Shoukang Hu,Fangzhou Hong,Tao Hu,Liang Pan,Haiyi Mei,Weiye Xiao,Lei Yang,Ziwei Liu
Abstract:3D human generation from 2D images has achieved remarkable progress through the synergistic utilization of neural rendering and generative models. Existing 3D human generative models mainly generate a clothed 3D human as an undetectable 3D model in a single pass, while rarely considering the layer-wise nature of a clothed human body, which often consists of the human body and various clothes such as underwear, outerwear, trousers, shoes, etc. In this work, we propose HumanLiff, the first layer-wise 3D human generative model with a unified diffusion process. Specifically, HumanLiff firstly generates minimal-clothed humans, represented by tri-plane features, in a canonical space, and then progressively generates clothes in a layer-wise manner. In this way, the 3D human generation is thus formulated as a sequence of diffusion-based 3D conditional generation. To reconstruct more fine-grained 3D humans with tri-plane representation, we propose a tri-plane shift operation that splits each tri-plane into three sub-planes and shifts these sub-planes to enable feature grid subdivision. To further enhance the controllability of 3D generation with 3D layered conditions, HumanLiff hierarchically fuses tri-plane features and 3D layered conditions to facilitate the 3D diffusion model learning. Extensive experiments on two layer-wise 3D human datasets, SynBody (synthetic) and TightCap (real-world), validate that HumanLiff significantly outperforms state-of-the-art methods in layer-wise 3D human generation. Our code will be available at <a class="link-external link-https" href="https://skhu101.github.io/HumanLiff" rel="external noopener nofollow">this https URL</a>.
What problem does this paper attempt to address?
The problem that this paper attempts to solve is how to more finely control the generation of different levels of clothing when generating 3D clothed humans. Existing 3D human generation models usually generate a human model wearing complete clothing all at once, and rarely consider the layering of human clothing, such as underwear, outerwear, pants, shoes, etc. This one - time generation method has certain limitations when users hope to control the generation process of each level. For example, in virtual reality (VR) or augmented reality (AR) applications, users may want to create game characters layer by layer, first generate a basically clothed human body, and then gradually select or generate pants, tops, and shoes, etc.

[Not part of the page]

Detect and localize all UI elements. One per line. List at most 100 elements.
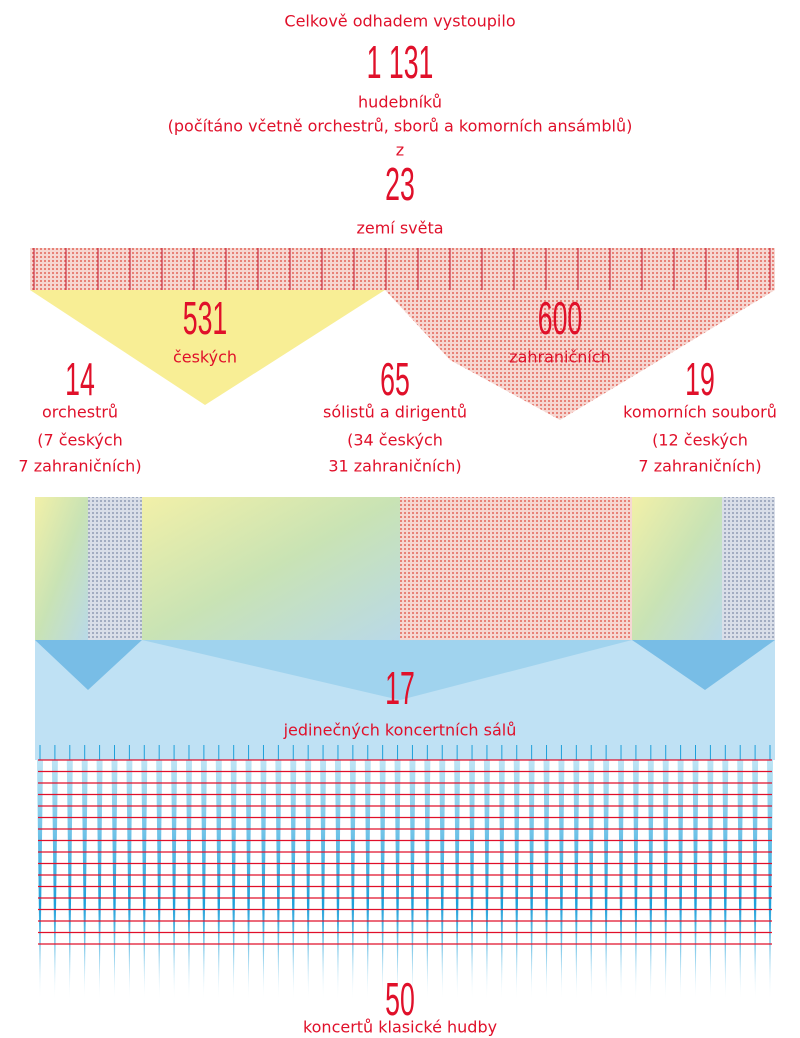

To solve this problem, the paper proposes **HumanLiff**, which is the first hierarchical 3D human generation model using the Diffusion Model. The main contributions of HumanLiff are as follows:
1. **Hierarchical 3D human generation**: Through the diffusion model, HumanLiff can generate the human body and its various layers of clothing step by step, allowing users to freely control the generation process of the human body and each layer of clothing.
2. **Tri - plane representation and tri - plane shift operation**: In order to reconstruct a more detailed 3D human model, the paper proposes a tri - plane representation (Tri - plane Representation) and a tri - plane shift operation (Tri - plane Shift). The tri - plane representation represents information in 3D space through three vertical planes, and the tri - plane shift operation divides each tri - plane into three sub - planes and moves these sub - planes, so that 3D points projected onto the same area can extract different features, thereby improving the detail expressiveness of the model.
3. **3D conditional fusion**: In order to better control the 3D generation process, HumanLiff fuses multi - scale 3D conditional features with the output of the diffusion UNet decoder layer by layer through a 3D conditional UNet encoder, ensuring the retention of the information of the previous layer of clothing during the generation process.
Through these innovations, the experimental results of HumanLiff on two hierarchical 3D human datasets - SynBody (synthetic dataset) and TightCap (real - world dataset) show that it is significantly superior to existing 3D GAN and diffusion model methods in the hierarchical 3D human generation task. This not only promotes the development of 3D human generation technology, but also provides new possibilities for personalized and interactive 3D content creation in practical applications.